O projeto de lei que exige a adoção de medidas de economia de energia elétrica e água na administração pública federal (PL 3.603/2021) está na pauta da Comissão de Meio Ambiente (CMA) do Senado, que tem reunião marcada para esta quarta-feira (23), às 8h30. Segundo o projeto, a ocupação e o funcionamento de órgãos e entidades da União em edificações novas ou em construção seriam condicionados à obtenção de uma certificação e à adoção de medidas para uso racional de água e energia elétrica.
A proposta é de autoria do senador Veneziano Vital do Rêgo (MDB-PB). A matéria já recebeu relatório favorável de seu relator, senador Jaques Wagner (PT-BA), que é o presidente da CMA.
O texto estipula prazo de dois anos para órgãos, autarquias, empresas públicas, sociedades de economia mista e fundações da administração pública federal se adequarem às novas disposições, por meio de certificação ambiental, desde que haja viabilidade técnica e econômica.
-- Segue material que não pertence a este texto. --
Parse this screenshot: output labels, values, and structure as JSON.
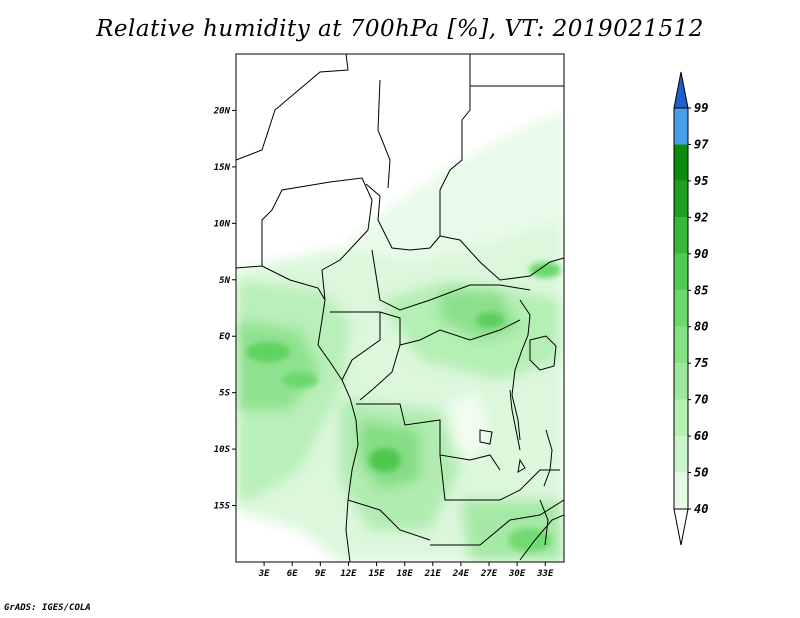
{
  "title": "Relative humidity at 700hPa [%], VT: 2019021512",
  "credit": "GrADS: IGES/COLA",
  "map": {
    "lat_ticks": [
      {
        "value": 20,
        "label": "20N"
      },
      {
        "value": 15,
        "label": "15N"
      },
      {
        "value": 10,
        "label": "10N"
      },
      {
        "value": 5,
        "label": "5N"
      },
      {
        "value": 0,
        "label": "EQ"
      },
      {
        "value": -5,
        "label": "5S"
      },
      {
        "value": -10,
        "label": "10S"
      },
      {
        "value": -15,
        "label": "15S"
      }
    ],
    "lon_ticks": [
      {
        "value": 3,
        "label": "3E"
      },
      {
        "value": 6,
        "label": "6E"
      },
      {
        "value": 9,
        "label": "9E"
      },
      {
        "value": 12,
        "label": "12E"
      },
      {
        "value": 15,
        "label": "15E"
      },
      {
        "value": 18,
        "label": "18E"
      },
      {
        "value": 21,
        "label": "21E"
      },
      {
        "value": 24,
        "label": "24E"
      },
      {
        "value": 27,
        "label": "27E"
      },
      {
        "value": 30,
        "label": "30E"
      },
      {
        "value": 33,
        "label": "33E"
      }
    ],
    "lon_range": [
      0,
      35
    ],
    "lat_range": [
      -20,
      25
    ]
  },
  "colorbar": {
    "levels": [
      {
        "label": "40",
        "color": "#e6fbe6"
      },
      {
        "label": "50",
        "color": "#cdf5cd"
      },
      {
        "label": "60",
        "color": "#b4efb4"
      },
      {
        "label": "70",
        "color": "#9be89b"
      },
      {
        "label": "75",
        "color": "#82e182"
      },
      {
        "label": "80",
        "color": "#69d969"
      },
      {
        "label": "85",
        "color": "#50cc50"
      },
      {
        "label": "90",
        "color": "#37b837"
      },
      {
        "label": "92",
        "color": "#1ea01e"
      },
      {
        "label": "95",
        "color": "#0a8c0a"
      },
      {
        "label": "97",
        "color": "#4a9de8"
      },
      {
        "label": "99",
        "color": "#1e6fd6"
      }
    ],
    "under_color": "#ffffff",
    "over_color": "#1f5fc9"
  }
}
Também elenca um conjunto de medidas a serem adotadas pela administração, como o uso de dispositivos hidráulicos economizadores de água, a realização de programas de vistoria periódica para manutenção e a implementação de planos de logística sustentável e de educação ambiental. No que se refere à energia elétrica, algumas das medidas a serem exigidas são: avaliação da eficiência energética de equipamentos, substituição por produtos com maior eficiência energética, metas de redução do consumo de energia e utilização de fontes de energia renovável.
A matéria estava prevista para ser votada na semana passada, mas foi retirada de pauta a pedido do governo federal. Jaques Wagner disse que foi procurado "de última hora" pela liderança do governo, que "pediu para dialogar sobre alguns temas", sobretudo o prazo de adequação de dois anos previsto no projeto.
Se for aprovada na CMA, a proposta seguirá para análise na Comissão de Transparência, Governança, Fiscalização e Controle e Defesa do Consumidor (CTFC) do Senado, onde vai tramitar em decisão final.
Também está na pauta da CMA o projeto de lei que trata de regras para preservação da calha principal e do curso natural do rio Araguaia (PLS 248/2014). A proposta, de iniciativa da senadora Kátia Abreu (PP-TO), tramita em conjunto com outras duas matérias e já recebeu parecer favorável do senador Jayme Campos (DEM-MT).